Thus, we change the VarInX
predicates to functions
VarTypeInX : Var * X -> Type
: These functions should be
defined on a pair of (var, node)
if var
is in
scope for node
, and if so, then
VarTypeInX(var, node)
is the type of the variable. We also
update our rules that introduce variable bindings so they take type
annotations into consideration. For example, the axiom for function
argument variables is now as follows:
Axiom
ConsStmtListNode(stmts, _, tail)
& sigma = VarTypeInStmts(var, stmts)
=>
VarTypeInStmts(var, tail) = sigma
;
The axioms responsible for propagating existing variable bindings
also need updating so that they propagate the type of variables. For
example, the axiom that propagates variable bindings through
StmtNodeList
elements now looks like this:
Axiom
ConsStmtListNode(stmts, _, tail)
& sigma = VarTypeInStmts(var, stmts)
=>
VarTypeInStmts(var, tail) = sigma
;
In most type systems, type constructors have disjoint
ranges, and each type constructor is separately injective.
The disjoint range property means that types obtained using different
type constructors do not agree. In our case, this means for example that
the boolean
type is different from the string
type, and that the void
type is different from all function
types. Injectivity is only relevant for type constructors with arguments
(so no type constants such as number
). For our toy
language, injectivity thus only applies to function types, where it says
that if two functions types are equal, then they must have the same
domain types and the same codomain types.
Evaluation of our Eqlog program can currently not violate these
properties, but this will change in the next posts due to typing
constraints on expression or variables. For example, we will enforce
that the type of a variable that is used as condition for an
if
statement must be of type boolean
, and that
it must also be of type string
if it is initialized with a
string literal. We enforce these constraints by imposing equalities on
the ExprType
of expressions, which by the functionality
axioms can lead to a violation of the disjoint range or injectivity
properties. These violations only happen for ill-typed programs, so our
type checker should report a type error in these situations. Similarly
to the VariableShadowing
predicate that we used to report
variable shadowing, we introduce a predicate
Pred ConflictingTypes: ();
that our Eqlog program should populate if it detects a violation of injectivity or the disjoint ranges property.

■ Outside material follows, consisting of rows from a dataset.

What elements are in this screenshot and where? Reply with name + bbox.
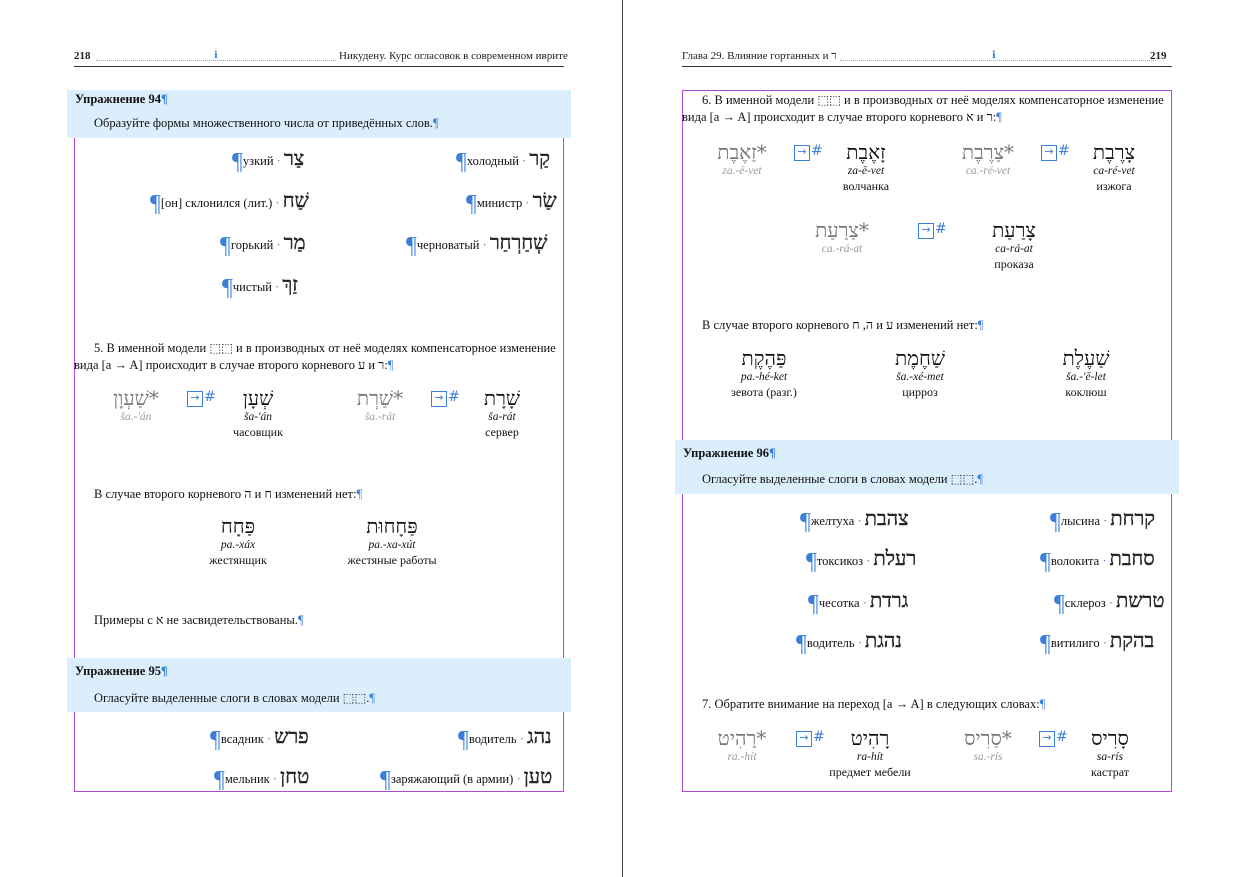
word-gloss: волчанка: [842, 179, 890, 193]
transliteration: za-ē-vet: [847, 165, 885, 177]
pilcrow-mark: ¶: [220, 233, 231, 259]
item-hebrew: נהג: [527, 724, 552, 748]
word-gloss: предмет мебели: [829, 765, 911, 779]
hebrew-word: *שַׁרְת: [356, 386, 404, 410]
anchor-icon: ℹ: [214, 50, 218, 61]
word-gloss: проказа: [994, 257, 1034, 271]
separator-dot: ·: [263, 732, 275, 746]
word-gloss: кастрат: [1091, 765, 1129, 779]
item-gloss: витилиго: [1050, 636, 1100, 650]
section-7-paragraph: 7. Обратите внимание на переход [a → A] в следующих словах:¶: [702, 697, 1046, 711]
item-gloss: чистый: [232, 280, 272, 294]
pilcrow-mark: ¶: [808, 591, 819, 617]
example-word: [928, 726, 1048, 765]
example-word: [332, 514, 452, 568]
pilcrow-mark: ¶: [1040, 549, 1051, 575]
separator-dot: ·: [273, 154, 284, 168]
pilcrow-mark: ¶: [380, 767, 391, 793]
hash-icon: #: [935, 221, 947, 237]
separator-dot: ·: [522, 196, 533, 210]
arrow-icon: →: [796, 731, 812, 747]
arrow-icon: →: [918, 223, 934, 239]
exercise-item: [796, 628, 902, 658]
transliteration: ša-'án: [243, 411, 272, 423]
example-word: [320, 386, 440, 425]
transliteration: za.-ē-vet: [722, 165, 762, 177]
running-title: Глава 29. Влияние гортанных и ר: [682, 50, 837, 62]
item-hebrew: טחן: [280, 764, 310, 788]
arrow-icon: →: [431, 391, 447, 407]
note-text: Примеры с א не засвидетельствованы.¶: [94, 613, 304, 627]
example-word: [682, 726, 802, 765]
exercise-item: [1040, 546, 1155, 576]
item-gloss: мельник: [224, 772, 270, 786]
transliteration: ra-hít: [856, 751, 884, 763]
hebrew-word: צָרֶבֶת: [1092, 140, 1136, 164]
header-rule: [682, 66, 1172, 67]
pilcrow-mark: ¶: [214, 767, 225, 793]
pilcrow-mark: ¶: [232, 149, 243, 175]
example-word: [928, 140, 1048, 179]
exercise-item: [222, 272, 298, 302]
example-word: [860, 346, 980, 400]
item-gloss: токсикоз: [816, 554, 864, 568]
example-word: [782, 218, 902, 257]
hebrew-word: שַׁעֶלֶת: [1062, 346, 1110, 370]
arrow-icon: →: [1039, 731, 1055, 747]
page-number: 219: [1150, 50, 1167, 62]
right-page: [630, 0, 1190, 877]
hebrew-word: פַּהֶקֶת: [741, 346, 787, 370]
example-word: [198, 386, 318, 440]
hash-icon: #: [1056, 729, 1068, 745]
exercise-item: [406, 230, 547, 260]
exercise-item: [1054, 588, 1164, 618]
transliteration: ra.-hít: [727, 751, 757, 763]
exercise-instruction: Огласуйте выделенные слоги в словах модели ⬚⬚.¶: [94, 691, 376, 705]
item-hebrew: בהקת: [1110, 628, 1155, 652]
hebrew-word: צָרַעַת: [992, 218, 1036, 242]
exercise-instruction: Огласуйте выделенные слоги в словах модели ⬚⬚.¶: [702, 472, 984, 486]
item-hebrew: צהבת: [864, 506, 909, 530]
example-word: [442, 386, 562, 440]
example-word: [1054, 140, 1174, 194]
separator-dot: ·: [516, 732, 528, 746]
item-hebrew: גרדת: [869, 588, 909, 612]
arrow-icon: →: [794, 145, 810, 161]
separator-dot: ·: [854, 514, 865, 528]
hebrew-word: *צַרַעַת: [815, 218, 869, 242]
exercise-item: [1050, 506, 1155, 536]
exercise-item: [466, 188, 557, 218]
item-gloss: водитель: [806, 636, 855, 650]
item-gloss: чесотка: [818, 596, 860, 610]
item-gloss: узкий: [242, 154, 274, 168]
item-hebrew: מַר: [283, 230, 306, 254]
item-gloss: холодный: [466, 154, 519, 168]
separator-dot: ·: [1099, 636, 1111, 650]
exercise-item: [380, 764, 552, 794]
item-gloss: министр: [476, 196, 523, 210]
word-gloss: жестяные работы: [347, 553, 437, 567]
word-gloss: сервер: [485, 425, 519, 439]
item-hebrew: קַר: [529, 146, 550, 170]
anchor-icon: ℹ: [992, 50, 996, 61]
hebrew-word: שָׁרָת: [483, 386, 521, 410]
transliteration: ca-ré-vet: [1093, 165, 1135, 177]
exercise-item: [808, 588, 908, 618]
item-gloss: всадник: [220, 732, 264, 746]
transliteration: pa.-xáx: [220, 539, 256, 551]
item-gloss: [он] склонился (лит.): [160, 196, 273, 210]
item-gloss: черноватый: [416, 238, 480, 252]
left-page: [0, 0, 568, 877]
pilcrow-mark: ¶: [458, 727, 469, 753]
transliteration: ša-rát: [488, 411, 516, 423]
item-gloss: водитель: [468, 732, 517, 746]
item-hebrew: צַר: [283, 146, 305, 170]
item-hebrew: שַׂר: [532, 188, 557, 212]
pilcrow-mark: ¶: [210, 727, 221, 753]
item-gloss: заряжающий (в армии): [390, 772, 514, 786]
hebrew-word: *צַרֶבֶת: [961, 140, 1015, 164]
exercise-item: [214, 764, 309, 794]
separator-dot: ·: [1100, 514, 1111, 528]
example-word: [704, 346, 824, 400]
separator-dot: ·: [863, 554, 874, 568]
item-gloss: волокита: [1050, 554, 1100, 568]
no-change-text: В случае второго корневого ה и ח изменений нет:¶: [94, 487, 363, 501]
transliteration: pa.-hé-ket: [740, 371, 788, 383]
item-hebrew: נהגת: [865, 628, 902, 652]
arrow-icon: →: [187, 391, 203, 407]
example-word: [76, 386, 196, 425]
separator-dot: ·: [1105, 596, 1117, 610]
no-change-text: В случае второго корневого ה, ח и ע изменений нет:¶: [702, 318, 984, 332]
hash-icon: #: [811, 143, 823, 159]
item-hebrew: סחבת: [1109, 546, 1155, 570]
word-gloss: жестянщик: [209, 553, 267, 567]
hash-icon: #: [448, 389, 460, 405]
transliteration: ca.-rá-at: [821, 243, 863, 255]
hebrew-word: רָהִיט: [850, 726, 890, 750]
example-word: [1050, 726, 1170, 780]
exercise-instruction: Образуйте формы множественного числа от приведённых слов.¶: [94, 116, 439, 130]
pilcrow-mark: ¶: [150, 191, 161, 217]
hebrew-word: פַּחָחוּת: [366, 514, 418, 538]
exercise-item: [456, 146, 550, 176]
hebrew-word: פַּחָח: [220, 514, 256, 538]
pilcrow-mark: ¶: [1054, 591, 1065, 617]
transliteration: ša.-rát: [364, 411, 396, 423]
hebrew-word: *זַאֶבֶת: [717, 140, 767, 164]
exercise-title: Упражнение 96¶: [683, 446, 776, 460]
word-gloss: изжога: [1096, 179, 1132, 193]
separator-dot: ·: [271, 280, 283, 294]
item-gloss: склероз: [1064, 596, 1106, 610]
separator-dot: ·: [513, 772, 524, 786]
separator-dot: ·: [272, 196, 283, 210]
item-hebrew: טרשת: [1116, 588, 1165, 612]
item-gloss: горький: [230, 238, 274, 252]
hebrew-word: זָאֶבֶת: [846, 140, 886, 164]
exercise-item: [1040, 628, 1154, 658]
item-hebrew: קרחת: [1110, 506, 1155, 530]
hash-icon: #: [813, 729, 825, 745]
arrow-icon: →: [1041, 145, 1057, 161]
section-5-paragraph: 5. В именной модели ⬚⬚ и в производных от неё моделях компенсаторное изменение вида [a → A] происходит в случае второго корневого ע и ר:¶: [74, 341, 556, 372]
exercise-item: [150, 188, 309, 218]
transliteration: ca.-ré-vet: [965, 165, 1011, 177]
separator-dot: ·: [1099, 554, 1110, 568]
item-gloss: лысина: [1060, 514, 1100, 528]
word-gloss: зевота (разг.): [731, 385, 797, 399]
transliteration: sa-rís: [1096, 751, 1124, 763]
exercise-item: [232, 146, 304, 176]
separator-dot: ·: [854, 636, 866, 650]
pilcrow-mark: ¶: [456, 149, 467, 175]
example-word: [954, 218, 1074, 272]
pilcrow-mark: ¶: [1050, 509, 1061, 535]
hebrew-word: שְׁעָן: [242, 386, 274, 410]
hebrew-word: סָרִיס: [1091, 726, 1129, 750]
word-gloss: часовщик: [233, 425, 283, 439]
pilcrow-mark: ¶: [796, 631, 807, 657]
page-number: 218: [74, 50, 91, 62]
transliteration: ca-rá-at: [995, 243, 1033, 255]
transliteration: ša.-'ē-let: [1066, 371, 1106, 383]
item-hebrew: שַׁח: [282, 188, 309, 212]
hebrew-word: *רַהִיט: [717, 726, 767, 750]
pilcrow-mark: ¶: [406, 233, 417, 259]
exercise-item: [220, 230, 305, 260]
header-rule: [74, 66, 564, 67]
separator-dot: ·: [859, 596, 870, 610]
example-word: [682, 140, 802, 179]
exercise-title: Упражнение 95¶: [75, 664, 168, 678]
item-hebrew: פרש: [274, 724, 309, 748]
item-gloss: желтуха: [810, 514, 855, 528]
exercise-item: [806, 546, 916, 576]
exercise-item: [210, 724, 309, 754]
item-hebrew: שְׁחַרְחַר: [489, 230, 548, 254]
example-word: [178, 514, 298, 568]
pilcrow-mark: ¶: [222, 275, 233, 301]
separator-dot: ·: [269, 772, 281, 786]
hebrew-word: *שַׁעְוָן: [113, 386, 159, 410]
exercise-item: [800, 506, 909, 536]
separator-dot: ·: [479, 238, 490, 252]
item-hebrew: טען: [523, 764, 553, 788]
example-word: [810, 726, 930, 780]
header-leader: [840, 60, 1156, 61]
running-title: Никудену. Курс огласовок в современном иврите: [339, 50, 568, 62]
exercise-title: Упражнение 94¶: [75, 92, 168, 106]
pilcrow-mark: ¶: [806, 549, 817, 575]
transliteration: ša.-xé-met: [896, 371, 944, 383]
item-hebrew: זַךְ: [282, 272, 298, 296]
section-6-paragraph: 6. В именной модели ⬚⬚ и в производных от неё моделях компенсаторное изменение вида [a → A] происходит в случае второго корневого א и ר:¶: [682, 93, 1164, 124]
hebrew-word: שַׁחֶמֶת: [894, 346, 946, 370]
hash-icon: #: [204, 389, 216, 405]
hash-icon: #: [1058, 143, 1070, 159]
hebrew-word: *סַרִיס: [964, 726, 1012, 750]
example-word: [1026, 346, 1146, 400]
exercise-item: [458, 724, 552, 754]
transliteration: pa.-xa-xút: [368, 539, 416, 551]
pilcrow-mark: ¶: [1040, 631, 1051, 657]
separator-dot: ·: [519, 154, 530, 168]
spread-divider: [622, 0, 623, 877]
pilcrow-mark: ¶: [466, 191, 477, 217]
example-word: [806, 140, 926, 194]
transliteration: sa.-rís: [973, 751, 1003, 763]
separator-dot: ·: [273, 238, 284, 252]
item-hebrew: רעלת: [873, 546, 917, 570]
transliteration: ša.-'án: [120, 411, 152, 423]
word-gloss: цирроз: [902, 385, 938, 399]
word-gloss: коклюш: [1065, 385, 1107, 399]
pilcrow-mark: ¶: [800, 509, 811, 535]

Detecting a violation of the disjoint ranges property is fairly straightforward:
Axiom VoidType() = BooleanType() => ConflictingTypes();
Axiom VoidType() = NumberType() => ConflictingTypes();
Axiom VoidType() = StringType() => ConflictingTypes();
Axiom VoidType() = FunctionType(_, _) => ConflictingTypes();
Axiom BooleanType() = NumberType() => ConflictingTypes();
// ...
We could encode injectivity of the function type constructor like this:
Axiom
FunctionType(sigmas_0, tau_0) = FunctionType(sigma_1, tau_1)
=>
sigmas_0 = sigmas_1
& tau_0 = tau_1
;
Instead, we’ll go with an approach that will help us also later:
Axiomatizing inverse functions to FunctionType
in each
argument.
When we collect constraints on the types of expressions, we’ll
eventually have the need to assert that some type kappa
is
a function type, i.e., that there should exist
domain
and codomain
such that
kappa = FunctionType(domain, kappa)
. However, Eqlog does
intentionally not support existential quantification, since this would make Eqlog
evaluation semantically ill-behaved. To work around this, we
introduce functions DomainTypes : Type -> TypeList
and
CodomainType : Type -> Type
as inverse functions for the
two arguments of FunctionType
:
Axiom DomainTypes(tau)! => CodomainType(tau)!;
Axiom CodomainType(tau)! => DomainTypes(tau)!;
Axiom
kappa = FunctionType(sigmas, tau)
=>
DomainTypes(kappa) = sigmas
& CodomainType(kappa) = tau
;
Axiom
sigmas = DomainTypes(kappa)
& tau = CodomainType(kappa)
=>
FunctionType(sigmas, tau) = kappa
;
To assert that a given type is a function type, it now suffices to
assert that DomainTypes
or CodomainType
is
defined on it. Since functions are injective if and only if they have an
inverse function on their range, the presence of
DomainTypes
and CodomainType
makes the
explicit injectivity axiom above redundant.
Due to injectivity of
FunctionType : TypeList * Type -> Type
, it can happen
that we equate TypeList
elements during evaluation. If type
lists are equal, then they should contain the same types in the same
order. Our Eqlog program equates type lists with different lengths only
if the input source code contains a variable number mismatch, e.g. a
call of a function with the wrong number of arguments, so we want to
report a type error in this case. We can enforce these condition on type
lists like so:
Axiom NilTypeList() = ConsTypeList(_, _) => ConflictingTypes();
Axiom
ConsTypeList(head_0, tail_0) = ConsTypeList(head_1, tail_1)
=>
head_0 = head_1
& tail_0 = tail_1
;